A system for Arizona to "nullify" federal laws reached the floor of the state Senate before being voted down last month. Another bill would have forced federal regulators to register with the sheriff in any Arizona county where they want to work.
The bill's author, Rep. Chester Crandell of Heber, said Mack inspired him.
"I think the county sheriff has that power and should be protecting the rights of the people," Crandell said. "This is a way to send a message and say we are a sovereign state."
This is, of course, the same scheme tea-partying legislators in Montana are attempting to pass, too. And as you can see from the above video, it all emanates from Mack's ceaseless promotion of the radical right's extremist localism -- the belief that the sheriff, and not the federal government, represent the supreme law of the land.
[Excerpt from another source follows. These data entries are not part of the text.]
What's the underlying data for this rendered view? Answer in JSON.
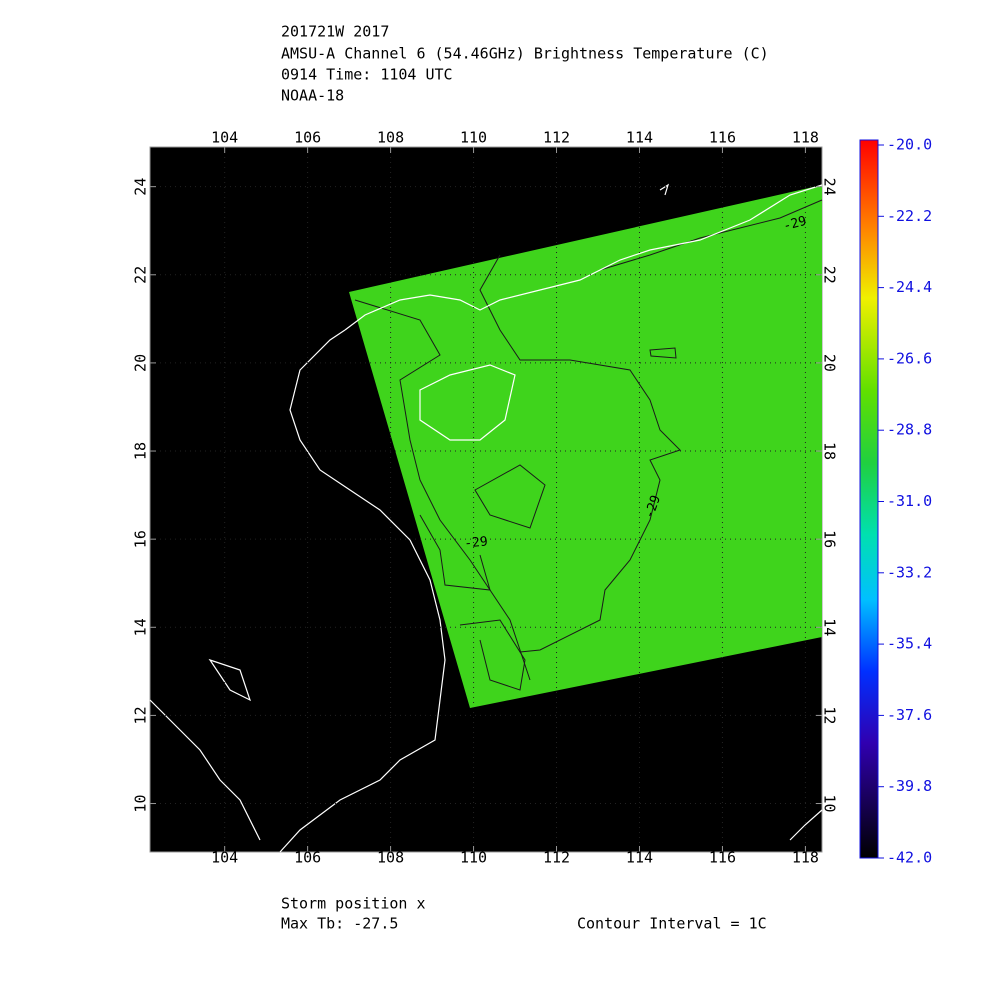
{
  "header": {
    "lines": [
      "201721W 2017",
      "AMSU-A Channel 6 (54.46GHz) Brightness Temperature (C)",
      "0914 Time: 1104 UTC",
      "NOAA-18"
    ]
  },
  "map": {
    "lon_range": [
      102.2,
      118.4
    ],
    "lat_range": [
      8.9,
      24.9
    ],
    "lon_ticks": [
      104,
      106,
      108,
      110,
      112,
      114,
      116,
      118
    ],
    "lat_ticks": [
      24,
      22,
      20,
      18,
      16,
      14,
      12,
      10
    ],
    "grid": true,
    "swath_color": "#3fd41c",
    "contour_labels": [
      -29,
      -29,
      -29
    ]
  },
  "colorbar": {
    "range": [
      -42,
      -20
    ],
    "ticks": [
      {
        "value": -20,
        "label": "-20.0"
      },
      {
        "value": -22.2,
        "label": "-22.2"
      },
      {
        "value": -24.4,
        "label": "-24.4"
      },
      {
        "value": -26.6,
        "label": "-26.6"
      },
      {
        "value": -28.8,
        "label": "-28.8"
      },
      {
        "value": -31,
        "label": "-31.0"
      },
      {
        "value": -33.2,
        "label": "-33.2"
      },
      {
        "value": -35.4,
        "label": "-35.4"
      },
      {
        "value": -37.6,
        "label": "-37.6"
      },
      {
        "value": -39.8,
        "label": "-39.8"
      },
      {
        "value": -42,
        "label": "-42.0"
      }
    ]
  },
  "footer": {
    "storm_position": "Storm position x",
    "max_tb": "Max Tb: -27.5",
    "contour_interval": "Contour Interval = 1C"
  }
}
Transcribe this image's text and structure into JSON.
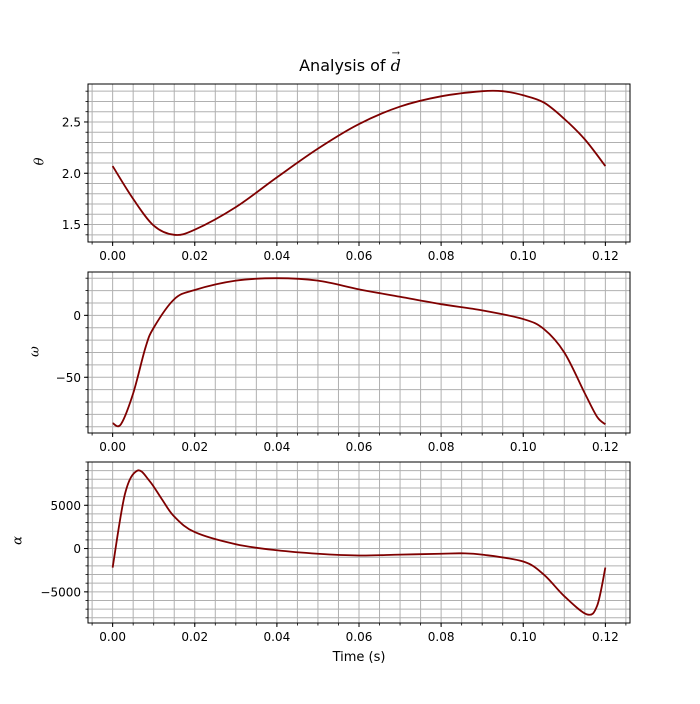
{
  "title": "Analysis of",
  "title_vector": "d",
  "xlabel": "Time (s)",
  "colors": {
    "line": "#7f0000",
    "grid": "#b0b0b0",
    "axes": "#000000"
  },
  "chart_data": [
    {
      "type": "line",
      "title": "Analysis of \\vec{d}",
      "xlabel": "",
      "ylabel": "θ",
      "xlim": [
        -0.006,
        0.126
      ],
      "ylim": [
        1.33,
        2.87
      ],
      "grid": true,
      "minor_grid": true,
      "xticks": [
        0.0,
        0.02,
        0.04,
        0.06,
        0.08,
        0.1,
        0.12
      ],
      "xtick_labels": [
        "0.00",
        "0.02",
        "0.04",
        "0.06",
        "0.08",
        "0.10",
        "0.12"
      ],
      "yticks": [
        1.5,
        2.0,
        2.5
      ],
      "ytick_labels": [
        "1.5",
        "2.0",
        "2.5"
      ],
      "series": [
        {
          "name": "theta",
          "x": [
            0,
            0.005,
            0.01,
            0.015,
            0.02,
            0.03,
            0.04,
            0.05,
            0.06,
            0.07,
            0.08,
            0.09,
            0.095,
            0.1,
            0.105,
            0.11,
            0.115,
            0.12
          ],
          "y": [
            2.07,
            1.75,
            1.49,
            1.4,
            1.45,
            1.67,
            1.96,
            2.24,
            2.48,
            2.65,
            2.75,
            2.8,
            2.8,
            2.76,
            2.69,
            2.53,
            2.33,
            2.07
          ]
        }
      ]
    },
    {
      "type": "line",
      "xlabel": "",
      "ylabel": "ω",
      "xlim": [
        -0.006,
        0.126
      ],
      "ylim": [
        -95,
        35
      ],
      "grid": true,
      "minor_grid": true,
      "xticks": [
        0.0,
        0.02,
        0.04,
        0.06,
        0.08,
        0.1,
        0.12
      ],
      "xtick_labels": [
        "0.00",
        "0.02",
        "0.04",
        "0.06",
        "0.08",
        "0.10",
        "0.12"
      ],
      "yticks": [
        -50,
        0
      ],
      "ytick_labels": [
        "−50",
        "0"
      ],
      "series": [
        {
          "name": "omega",
          "x": [
            0,
            0.002,
            0.005,
            0.008,
            0.01,
            0.015,
            0.02,
            0.03,
            0.04,
            0.05,
            0.06,
            0.07,
            0.08,
            0.09,
            0.1,
            0.105,
            0.11,
            0.115,
            0.118,
            0.12
          ],
          "y": [
            -87,
            -88,
            -63,
            -26,
            -10,
            13,
            20.5,
            28,
            30,
            28,
            21,
            15,
            9,
            4,
            -3,
            -11,
            -30,
            -63,
            -82,
            -88
          ]
        }
      ]
    },
    {
      "type": "line",
      "xlabel": "Time (s)",
      "ylabel": "α",
      "xlim": [
        -0.006,
        0.126
      ],
      "ylim": [
        -8600,
        10000
      ],
      "grid": true,
      "minor_grid": true,
      "xticks": [
        0.0,
        0.02,
        0.04,
        0.06,
        0.08,
        0.1,
        0.12
      ],
      "xtick_labels": [
        "0.00",
        "0.02",
        "0.04",
        "0.06",
        "0.08",
        "0.10",
        "0.12"
      ],
      "yticks": [
        -5000,
        0,
        5000
      ],
      "ytick_labels": [
        "−5000",
        "0",
        "5000"
      ],
      "series": [
        {
          "name": "alpha",
          "x": [
            0,
            0.003,
            0.006,
            0.009,
            0.012,
            0.015,
            0.02,
            0.03,
            0.04,
            0.05,
            0.06,
            0.07,
            0.08,
            0.085,
            0.09,
            0.1,
            0.105,
            0.11,
            0.1155,
            0.118,
            0.12
          ],
          "y": [
            -2200,
            6300,
            9000,
            7800,
            5700,
            3700,
            1900,
            500,
            -200,
            -600,
            -800,
            -700,
            -600,
            -550,
            -700,
            -1500,
            -3000,
            -5500,
            -7600,
            -6600,
            -2200
          ]
        }
      ]
    }
  ],
  "panels": [
    {
      "ylabel": "θ"
    },
    {
      "ylabel": "ω"
    },
    {
      "ylabel": "α"
    }
  ]
}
Mack certainly didn't invent this system. Rather, it was first promoted back in the 1960s and '70s by the old Posse Comitatus movement, which contended that "there is no legitimate form of government above that of the county level and no higher law authority than the county sheriff. If the sheriff refuses to carry out the will of the county's citizens:"
...he shall be removed by the Posse to the most populated intersection of streets in the township and at high noon be hung by the neck, the body remaining until sundown as an example to those who would subvert the law.
Not only was the Posse one of the most radical far-right organizations -- it became closely associated with the racist Christian Identity movement -- it was also one of the most violent, inspiring acts of "lone wolves" like Gordon Kahl as well as the radicals at the Covenant, Sword and Arm of the Lord.
And now, according to Steller, Mack is getting a broad audience at various Tea Party-related gatherings -- and lots of new adherents:
In the last 18 months, Mack said, he has given 125 presentations, including an April 15 speech last year before thousands in Amarillo, Texas, and a December appearance at Faneuil Hall in Boston.
But he's got plans, and they could include running for office in Pima County.
"Let's not beat around the bush here," Mack told about 25 people at the Dusenberry-River Library in the Catalina Foothills March 8. "We no longer live in a free country."
"They control our land, our air, our water, our education, our finances and now our health care," Mack said of the federal government in a later interview. "What do I get to decide for myself? Nothing."
Of course, we pointed out the meaning of Mack's involvement with the Tea Parties some time back -- namely, he represents an increasing flow of radical-right ideas into mainstream conservatism, where they are being gobbled up like candy. And now Republican legislators are trying to enact these extremist beliefs -- which are profoundly inimical to progressive ideals -- into law.
And no one seems to be paying it much of any mind.